JUST after Japanese Prime Minister Morihiro Hosokawa announced two weeks ago that he would step down, the members of his ruling coalition said they would decide on a replacement within a week. Make that two. Possibly three.

The coalition brings together - ``unites'' is the wrong word - politicians with diverse visions of Japan, and in the past few days they have undertaken an arduous task: reaching broad agreements on some contentious issues.

Consequently the formal selection of Foreign Minister Tsutomu Hata as a replacement for Mr. Hosokawa was delayed all week and may be put off until after the weekend.

As has become common of late, some frustrated Socialists threatened yesterday to leave the coalition, which can little afford defections.

People here have witnessed the same scenes over and over again: politicians gathering for meetings and politicians explaining why they can't agree. The coalition sometimes seems like a bickering family out for a Sunday drive in a car that stalls at every stoplight.

At the same time, the Japanese media, apparently certain of the outcome of the current negotiations, has put out a stream of mythmaking profiles and specials about Mr. Hata. Gastronomically astute reporters have ventured out to eat soba, buckwheat noodles, at a restaurant patronized by the noodle-loving Hata.

The object of all this attention has not yet declared his candidacy for the top job, but maintains an air of dignified, sometimes bemused, confidence in public.

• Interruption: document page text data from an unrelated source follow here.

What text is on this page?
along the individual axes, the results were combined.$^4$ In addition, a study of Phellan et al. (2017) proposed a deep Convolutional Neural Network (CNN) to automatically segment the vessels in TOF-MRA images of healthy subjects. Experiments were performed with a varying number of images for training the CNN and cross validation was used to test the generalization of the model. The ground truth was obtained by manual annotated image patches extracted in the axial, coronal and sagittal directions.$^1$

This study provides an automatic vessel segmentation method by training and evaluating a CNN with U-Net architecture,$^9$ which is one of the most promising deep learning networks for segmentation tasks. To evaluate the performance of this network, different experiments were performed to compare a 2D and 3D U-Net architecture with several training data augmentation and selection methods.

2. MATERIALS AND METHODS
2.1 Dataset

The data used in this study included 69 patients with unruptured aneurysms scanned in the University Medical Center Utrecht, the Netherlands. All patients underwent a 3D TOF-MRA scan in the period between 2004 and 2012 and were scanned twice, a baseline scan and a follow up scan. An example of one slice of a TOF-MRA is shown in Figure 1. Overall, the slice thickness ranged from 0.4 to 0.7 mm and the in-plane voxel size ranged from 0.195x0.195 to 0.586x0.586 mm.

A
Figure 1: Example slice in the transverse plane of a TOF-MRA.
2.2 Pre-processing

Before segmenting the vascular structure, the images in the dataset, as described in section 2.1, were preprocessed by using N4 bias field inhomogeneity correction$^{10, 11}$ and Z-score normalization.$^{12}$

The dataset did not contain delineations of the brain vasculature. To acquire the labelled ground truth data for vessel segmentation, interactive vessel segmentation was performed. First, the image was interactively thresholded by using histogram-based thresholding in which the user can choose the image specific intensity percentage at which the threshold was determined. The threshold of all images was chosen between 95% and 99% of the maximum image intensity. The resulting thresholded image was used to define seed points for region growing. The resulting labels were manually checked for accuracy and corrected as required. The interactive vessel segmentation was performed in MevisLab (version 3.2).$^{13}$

When Hosokawa said he was stepping down amid a percolating scandal over his political finances, he unleashed a wave of speculation that Japanese politicians would realign themselves along policy lines: Conservatives on one side, liberals on the other. The current political scene features the internally divided coalition and a major opposition party that likewise embraces politicians of opposing opinions.

Some observers said the post-Hosokawa power shuffle heralded a major recasting of parties and the emergence of ideologically coherent groupings. But that day was postponed when the coalition decided to stick it out, a step that some here see as a cynical clinging to power.

Rei Shiratori, a political scientist at Tokai University, says the effort to maintain the coalition shows its members' overriding sense of pragmatism, ``because they have nothing in the way of political principles'' in common.

That is why Ichiro Ozawa, the powerful secretary-general of Hata's Japan Renewal Party, has insisted that the coalition agree on a policy platform before Hata is officially designated the coalition's candidate. Mr. Ozawa seems to share the belief of many analysts here that the coalition's divisions are so deep that a Hata government will quickly crumble unless coalition members agree now not to disagree later.

The major stumbling block is tax reform. The conservatives in the coalition - led by Hata's and Ozawa's Japan Renewal Party - favor funding an income tax cut, already in force, by boosting the national sales tax from 3 to 7 percent.

But the Socialists, the largest bloc in the coalition, oppose the sales tax hike. ``I agree with income tax reduction,'' says Hideko Itoh, a member of the Social Democratic Party. ``But the question is how to fund it.''

Ms. Itoh argues that the income tax cut, a Reaganesque attempt to boost spending and investment by the rich, principally favors the wealthiest fifth of the population, while the remaining ``80 percent of the population may suffer as a result of the increase in the [sales] tax.'' She says the sales tax hike would stifle, not encourage, domestic spending, which was the central goal of the income tax cut.

The coalition is also troubled by North Korea's alleged nuclear weapons. Ozawa and like-minded conservatives favor wholehearted cooperation with the United States, South Korea, and the United Nations in pushing the North to open fully its nuclear sites to international inspection.

That stance is uncomfortable for the Socialists, who have long maintained relatively friendly ties with the North Korean regime.

The Japanese media, meanwhile, has been busy preparing readers and viewers for Hata's emergence as prime minister. He has been portrayed as a reform-minded, experienced politician who is also a regular guy, as evidenced by 10 years of work for a bus company.

The public seems at least content with Hata. A report on a poll conducted by the Yomiuri newspaper said Wednesday that 61 percent of 2,100 people interviewed would support Hata.

The same poll said 60 percent also thought Hosokawa's resignation was ``irresponsible.'' Hosokawa came into office last August vowing to change the political and economic system, and many say he abandoned the post without fulfilling his mandate.